I listened to a sermon on Sunday, and for once I even took notes. Later that day I found out that one of the friends who lives inside my computer has died. Another friend who lives inside my computer has died too – two friends in a month – and our little community of mentals became very sad and distressed. I don’t know the details of how they died, but the risk of suicide is always high with these friends who live inside my computer.
And now I want to write this blogpost, even though I’m becoming more neurotic and emotionally ‘fragile’ every day. I wanted to write a similar post to this at Christmas. But didn’t.
Churches have a habit of presenting a ‘vision’ at the start of every year. A direction the leaders think God wants the church to follow. That’s fine. Our church leaders are being very enthusiastic about this so far. I sort of like the point of it – I can see that our minister wants to shake the church up a bit, out of its suburban sleepiness. But I have rebelled against the ‘vision’ so far. Admittedly, I missed the first sermon of the year and haven’t bothered to listen to the recording, but I have seen the strapline:
“We exist to help people to become fully committed and equipped disciples of Jesus Christ.”

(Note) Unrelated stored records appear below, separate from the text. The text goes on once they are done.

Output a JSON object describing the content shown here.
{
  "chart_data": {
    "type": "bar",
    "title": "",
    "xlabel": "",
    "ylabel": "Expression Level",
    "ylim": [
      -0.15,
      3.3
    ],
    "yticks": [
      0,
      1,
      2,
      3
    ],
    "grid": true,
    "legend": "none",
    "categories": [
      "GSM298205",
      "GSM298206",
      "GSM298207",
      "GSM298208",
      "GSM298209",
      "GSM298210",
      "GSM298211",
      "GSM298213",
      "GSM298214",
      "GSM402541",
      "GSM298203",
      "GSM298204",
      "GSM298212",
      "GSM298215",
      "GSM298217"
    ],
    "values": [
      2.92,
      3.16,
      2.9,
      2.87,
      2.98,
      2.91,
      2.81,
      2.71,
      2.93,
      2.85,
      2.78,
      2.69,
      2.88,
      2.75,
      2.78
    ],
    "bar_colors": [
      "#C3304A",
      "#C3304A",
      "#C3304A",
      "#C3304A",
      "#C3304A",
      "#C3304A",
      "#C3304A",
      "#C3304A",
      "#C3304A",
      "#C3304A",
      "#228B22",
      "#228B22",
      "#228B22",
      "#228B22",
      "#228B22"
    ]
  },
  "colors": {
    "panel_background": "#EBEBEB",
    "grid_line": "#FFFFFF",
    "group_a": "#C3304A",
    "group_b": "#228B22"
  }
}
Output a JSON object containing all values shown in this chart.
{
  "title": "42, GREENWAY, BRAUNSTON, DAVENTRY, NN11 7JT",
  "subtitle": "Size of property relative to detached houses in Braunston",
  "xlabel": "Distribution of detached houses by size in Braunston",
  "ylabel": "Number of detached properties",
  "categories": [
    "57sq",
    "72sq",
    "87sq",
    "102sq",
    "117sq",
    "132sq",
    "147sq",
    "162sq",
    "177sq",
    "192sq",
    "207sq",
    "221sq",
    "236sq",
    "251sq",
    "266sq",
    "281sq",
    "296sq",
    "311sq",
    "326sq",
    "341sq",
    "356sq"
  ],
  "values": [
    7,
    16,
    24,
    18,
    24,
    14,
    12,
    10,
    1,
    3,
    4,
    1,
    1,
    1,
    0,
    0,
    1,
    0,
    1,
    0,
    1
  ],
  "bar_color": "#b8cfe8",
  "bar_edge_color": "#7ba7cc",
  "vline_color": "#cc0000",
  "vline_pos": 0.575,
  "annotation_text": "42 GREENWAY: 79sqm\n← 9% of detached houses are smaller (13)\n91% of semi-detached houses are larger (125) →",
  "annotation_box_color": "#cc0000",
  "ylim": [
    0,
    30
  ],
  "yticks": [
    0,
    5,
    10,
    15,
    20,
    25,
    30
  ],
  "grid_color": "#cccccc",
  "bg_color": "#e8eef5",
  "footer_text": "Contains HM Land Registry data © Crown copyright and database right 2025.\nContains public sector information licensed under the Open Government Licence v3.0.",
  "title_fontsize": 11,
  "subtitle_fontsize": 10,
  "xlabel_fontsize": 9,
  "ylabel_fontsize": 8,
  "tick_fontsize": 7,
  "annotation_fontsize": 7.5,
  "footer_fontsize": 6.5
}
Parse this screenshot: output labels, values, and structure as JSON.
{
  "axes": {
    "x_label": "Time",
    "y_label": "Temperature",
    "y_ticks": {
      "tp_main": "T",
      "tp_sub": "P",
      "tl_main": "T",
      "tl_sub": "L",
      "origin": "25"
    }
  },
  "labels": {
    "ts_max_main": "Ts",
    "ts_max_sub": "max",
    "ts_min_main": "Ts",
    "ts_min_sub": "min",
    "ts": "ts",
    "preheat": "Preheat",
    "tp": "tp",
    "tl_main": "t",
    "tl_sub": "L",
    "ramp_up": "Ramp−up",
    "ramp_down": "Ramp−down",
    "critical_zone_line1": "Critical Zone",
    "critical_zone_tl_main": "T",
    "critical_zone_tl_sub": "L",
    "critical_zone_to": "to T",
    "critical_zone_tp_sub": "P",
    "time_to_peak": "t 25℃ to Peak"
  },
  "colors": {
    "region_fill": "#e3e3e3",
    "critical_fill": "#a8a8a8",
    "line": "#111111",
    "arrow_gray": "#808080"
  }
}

Whether that’s individually or collectively… er, no.
So then I listened to this sermon. I don’t like this preacher. I’ve had a go at him before about his lack of humility and judgemental attitude (he’s the poster boy for evangelicalism). But his skin is so thick any criticism just bounces merrily off. Meh, he deserved it anyway. I even gave him homework, haha. I told him to read the gospels and see how Jesus treated sinners. I am a contradictory creature – scared of all the things but bolshy enough to give a church elder a severe bollocking. 😀
So anyway, he was preaching on this vision thingy. We’re going through Acts, which is all about the first church. They did all these exciting things, woo. And from the beginning of this book, our dear elder was telling us what our purpose is. It’s to PROCLAIM THE KINGDOM!! and MAKE DISCIPLES!! I’m telling you, everything he says is in caps lock with many exclamation points. I’m taking earplugs next time. What do all these exciting Christian words even mean anyway? Proclaim the kingdom? Right, Ima get myself a megaphone and yell up and down Oxford Street, “I’M PROCLAIMING THE KINGDOM! PROCLAIM IT, BABY!”
And then he went on to talk about the Holy Spirit. Apparently, God gives us the power of the Spirit to empower disciples for witness. I’m not even going to go into what that stuff means, I think in our preacher’s head it’s some sort of very shouty Bible bashing. This dude said that the Holy Spirit does lots of things, but the fundamental thing he does is this empowering thing for all the witnessing.
And I thought, you’re wrong. You’ve got it the wrong way round. Jesus described the Holy Spirit, the one who came after him, as the Comforter. Other translations are Counselor, Helper, Advocate and Strengthener. One of the most famous quotes at Christmas is this:
For to us a child is born, to us a son is given, and the government will be on his shoulders. And he will be called Wonderful Counselor, Mighty God, Everlasting Father, Prince of Peace.
Our preacher only mentioned the word love once. ONCE. In a sermon about our purpose as disciples of Jesus, the man who was described centuries before his birth as a wonderful counselor. The context of this is as one who is wise and can guide, one we can trust to listen to us and help us. A disciple follows Jesus, emulates him, he’s our friend and guide, and he left his spirit to be our counselor and comforter.
“A new command I give you: Love one another. As I have loved you, so you must love one another. By this everyone will know that you are my disciples, if you love one another.”
Come on, man! How can you not get this? Two friends are dead. What is my purpose? It’s to love my friends. Not that I do all the time, y’know? Two other friends who live in my computer have behaved really badly recently and I’ve been angry. One in particular pushes all my buttons from being bullied and I’ve drawn my line. But I still care. I still care about my step-daughter who bullied me and I try to show it from afar.
So I edit our church’s strapline to:
We exist to be loved by Jesus and to love like Jesus loves us.